Randi was a different story. She wasn't pissed at Kerry, no. She was pissed at Carter for running off on a fool's errand. She had actually called it a fool's errand. In a lot of ways, it disappointed Dave to know that she was quite thoroughly attached to Carter, because she intrigued him on a number of levels, and they had a common background. In a different situation, a different world, he would have made some moves on her. He had a few too many scruples for that though, and he was worried about a number of things. Getting to Boulder was one of them. It was the third of September, in a place known for early snow storms. There was a chance, a good chance, that they might get snowed in for the winter and he didn't need to add to the potential cabin fever by horning in.
Finally he said, " I think they'll get over it. I'm sure Carter and Luka are both fine. You know, chief, you worry too much. You're going to give yourself a heart attack if you don't let go of some of the stress. " Again, she started glaring at him as if it was none of his business but for once he decided to stand his ground. She was a burbling mass of repressed emotions and even a self admitted insensitive clod like himself could see it. " It's not like we have any rat race to worry about now. Kick back and enjoy the ride. It's not healthy being so tense."
After a moment, her angry look faded. No doubt she realized his words weren't some sort of slam on her mental status. Even Jeanie had taken a few shots the day before, very uncharacteristic for the young black woman. He suspected Kerry was feeling more than a little sensitive and it wasn't going to be long before someone's well aimed barb was hurled back at them at light speed. He just wanted to prevent it, or at least not be the poor sucker directly in the line of fire. Kerry looked into her cup, obviously thinking hard. " You know, " she said after a long moment, " I miss having things to do. I was thinking about it all night. I had things to do all of the time. I didn't have time to do anything but work and I liked it because I didn't have to think. Now... it seems like the only activity I have." She sighed. " I have too much to think about."
" You need a hobby." Dave said. " Aside from cooking and killing things." He smirked at her. Not only did she need a hobby, she needed to lighten up. " We'll go into town today and get you some yarn and knitting needles. I need mittens and maybe a matching scarf."
She rolled her eyes. " I don't think so."
" Hey, I know how to knit. " That got her to smile, so he considered it a win. " My mother taught me to knit. You shouldn't knock it. It's very relaxing.

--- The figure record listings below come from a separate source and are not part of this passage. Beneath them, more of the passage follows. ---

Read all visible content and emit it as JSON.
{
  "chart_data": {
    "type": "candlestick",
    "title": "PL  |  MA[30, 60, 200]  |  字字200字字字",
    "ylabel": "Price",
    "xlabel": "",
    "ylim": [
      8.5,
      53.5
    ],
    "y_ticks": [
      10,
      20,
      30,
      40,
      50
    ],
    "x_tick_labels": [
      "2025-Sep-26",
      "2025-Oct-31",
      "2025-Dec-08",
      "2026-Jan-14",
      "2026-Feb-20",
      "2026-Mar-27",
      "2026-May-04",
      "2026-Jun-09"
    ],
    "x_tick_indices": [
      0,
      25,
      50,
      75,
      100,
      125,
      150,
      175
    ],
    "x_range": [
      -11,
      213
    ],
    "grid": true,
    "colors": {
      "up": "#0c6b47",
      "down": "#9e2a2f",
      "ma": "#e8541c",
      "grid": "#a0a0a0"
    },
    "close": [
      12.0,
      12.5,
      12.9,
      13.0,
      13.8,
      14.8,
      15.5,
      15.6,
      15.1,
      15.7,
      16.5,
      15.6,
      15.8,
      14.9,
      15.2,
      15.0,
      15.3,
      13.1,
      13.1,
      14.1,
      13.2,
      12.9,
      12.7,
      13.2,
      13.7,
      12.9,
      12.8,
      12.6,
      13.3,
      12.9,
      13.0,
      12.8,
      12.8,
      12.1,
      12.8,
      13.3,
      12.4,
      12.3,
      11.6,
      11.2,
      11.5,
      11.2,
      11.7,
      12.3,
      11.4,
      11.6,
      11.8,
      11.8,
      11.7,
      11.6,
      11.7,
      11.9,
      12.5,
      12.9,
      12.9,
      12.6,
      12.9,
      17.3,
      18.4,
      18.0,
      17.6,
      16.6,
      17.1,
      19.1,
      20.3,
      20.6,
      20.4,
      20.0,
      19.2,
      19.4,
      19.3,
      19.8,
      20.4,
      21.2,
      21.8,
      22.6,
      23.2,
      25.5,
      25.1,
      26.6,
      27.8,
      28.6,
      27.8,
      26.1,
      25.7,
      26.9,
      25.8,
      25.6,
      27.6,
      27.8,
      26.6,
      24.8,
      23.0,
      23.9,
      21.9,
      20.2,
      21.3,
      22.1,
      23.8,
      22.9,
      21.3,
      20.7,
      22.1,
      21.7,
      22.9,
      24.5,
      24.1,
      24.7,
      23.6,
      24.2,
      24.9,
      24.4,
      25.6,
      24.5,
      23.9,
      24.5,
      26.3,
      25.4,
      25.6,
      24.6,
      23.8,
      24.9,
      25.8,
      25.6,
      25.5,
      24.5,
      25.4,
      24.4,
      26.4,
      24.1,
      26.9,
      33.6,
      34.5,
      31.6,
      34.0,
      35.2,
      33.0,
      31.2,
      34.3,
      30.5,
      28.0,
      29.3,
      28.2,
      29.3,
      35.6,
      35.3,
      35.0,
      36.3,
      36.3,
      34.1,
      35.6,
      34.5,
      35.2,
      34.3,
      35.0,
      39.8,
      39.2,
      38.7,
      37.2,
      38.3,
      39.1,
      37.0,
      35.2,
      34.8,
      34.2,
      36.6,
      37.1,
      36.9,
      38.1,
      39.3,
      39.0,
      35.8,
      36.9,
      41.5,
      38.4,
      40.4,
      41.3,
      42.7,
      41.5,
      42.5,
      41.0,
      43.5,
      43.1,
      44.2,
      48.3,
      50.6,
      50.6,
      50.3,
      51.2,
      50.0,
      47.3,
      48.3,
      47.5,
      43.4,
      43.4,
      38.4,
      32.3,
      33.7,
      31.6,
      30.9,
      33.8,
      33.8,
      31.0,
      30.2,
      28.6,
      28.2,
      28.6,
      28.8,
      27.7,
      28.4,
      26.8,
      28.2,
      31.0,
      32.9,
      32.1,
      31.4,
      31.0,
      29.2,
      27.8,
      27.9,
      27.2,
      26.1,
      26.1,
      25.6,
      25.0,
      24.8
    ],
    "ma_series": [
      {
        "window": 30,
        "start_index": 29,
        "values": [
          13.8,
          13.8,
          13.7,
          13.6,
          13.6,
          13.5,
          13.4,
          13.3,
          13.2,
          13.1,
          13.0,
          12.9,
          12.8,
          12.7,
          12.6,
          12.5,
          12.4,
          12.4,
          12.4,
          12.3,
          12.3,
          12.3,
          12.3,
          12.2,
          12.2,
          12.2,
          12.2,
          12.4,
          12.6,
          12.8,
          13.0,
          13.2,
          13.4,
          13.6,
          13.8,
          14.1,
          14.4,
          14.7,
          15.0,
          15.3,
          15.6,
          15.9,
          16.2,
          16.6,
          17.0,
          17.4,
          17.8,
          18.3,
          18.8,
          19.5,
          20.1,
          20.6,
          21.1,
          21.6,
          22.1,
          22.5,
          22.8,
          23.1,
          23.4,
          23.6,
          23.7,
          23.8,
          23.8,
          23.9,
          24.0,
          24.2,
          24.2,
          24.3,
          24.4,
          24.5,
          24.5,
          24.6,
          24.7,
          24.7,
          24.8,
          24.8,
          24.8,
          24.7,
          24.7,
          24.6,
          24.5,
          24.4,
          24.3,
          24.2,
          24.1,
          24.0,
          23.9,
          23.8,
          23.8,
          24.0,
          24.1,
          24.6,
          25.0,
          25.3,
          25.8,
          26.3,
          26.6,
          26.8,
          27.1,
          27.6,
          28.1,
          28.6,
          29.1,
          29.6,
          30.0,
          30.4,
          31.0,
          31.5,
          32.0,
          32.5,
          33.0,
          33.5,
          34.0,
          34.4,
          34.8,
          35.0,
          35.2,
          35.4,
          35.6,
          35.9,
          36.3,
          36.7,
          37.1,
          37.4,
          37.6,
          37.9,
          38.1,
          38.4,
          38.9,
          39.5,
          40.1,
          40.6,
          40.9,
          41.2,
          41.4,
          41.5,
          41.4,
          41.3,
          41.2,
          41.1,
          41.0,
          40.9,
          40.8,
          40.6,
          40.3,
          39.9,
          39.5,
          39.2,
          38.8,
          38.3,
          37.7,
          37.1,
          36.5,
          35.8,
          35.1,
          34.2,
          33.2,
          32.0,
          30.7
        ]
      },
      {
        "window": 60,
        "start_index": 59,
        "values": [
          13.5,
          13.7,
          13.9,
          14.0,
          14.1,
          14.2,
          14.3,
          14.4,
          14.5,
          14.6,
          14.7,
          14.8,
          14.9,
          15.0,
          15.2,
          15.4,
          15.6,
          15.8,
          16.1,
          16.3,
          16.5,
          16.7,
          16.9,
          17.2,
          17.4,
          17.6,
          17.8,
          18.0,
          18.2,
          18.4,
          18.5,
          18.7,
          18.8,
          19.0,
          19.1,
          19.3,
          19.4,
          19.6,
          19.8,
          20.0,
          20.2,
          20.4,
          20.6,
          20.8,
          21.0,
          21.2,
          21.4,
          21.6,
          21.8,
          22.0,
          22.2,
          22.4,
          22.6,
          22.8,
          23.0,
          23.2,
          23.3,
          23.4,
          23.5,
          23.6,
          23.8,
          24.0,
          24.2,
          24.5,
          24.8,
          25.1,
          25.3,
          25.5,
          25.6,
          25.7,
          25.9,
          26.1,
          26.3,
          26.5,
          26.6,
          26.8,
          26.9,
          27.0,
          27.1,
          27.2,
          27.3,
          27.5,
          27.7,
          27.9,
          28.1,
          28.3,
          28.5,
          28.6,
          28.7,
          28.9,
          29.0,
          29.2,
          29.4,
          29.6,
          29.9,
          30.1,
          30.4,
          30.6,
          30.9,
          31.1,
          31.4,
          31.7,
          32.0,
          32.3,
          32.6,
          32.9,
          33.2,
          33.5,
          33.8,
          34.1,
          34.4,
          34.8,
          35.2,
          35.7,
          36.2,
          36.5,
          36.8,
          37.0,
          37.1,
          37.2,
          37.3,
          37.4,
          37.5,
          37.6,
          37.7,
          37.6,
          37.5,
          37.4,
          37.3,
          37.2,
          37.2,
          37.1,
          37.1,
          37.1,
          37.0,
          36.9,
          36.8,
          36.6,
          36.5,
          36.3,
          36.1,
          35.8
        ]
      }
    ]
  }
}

Seriously though, you can find something to do other than get yourself depressed. You're right that we have a lot of time on our hands. Maybe you should try something new. You've got plenty of time and we certainly don't have to pay for anything. I was thinking of trying one of those big ship models with all the riggings and sails. You know, the kind that costs like five hundred dollars." He leaned back in his chair. " I know this sounds kind of bad, but it's kind of nice to be able to have stuff. I wasn't exactly raised in Carter style opulence."
" Well, join the club." She sipped her coffee again. " I lived on those cheap packages of noodles for years. You know, the plus side to this whole plague business is that I'm no longer over one hundred thousand dollars in debt. Tell me, just how much does a medical degree from the University of Grenada cost? A handful of shiny beads? Some American pornography?"
" I paid in sexual favors." Dave grinned.
Kerry grinned back. " It's not every man that is secure enough with themselves to admit to getting through school on their knees."
" I was the favorite of all the female professors." They both started laughing at the same moment.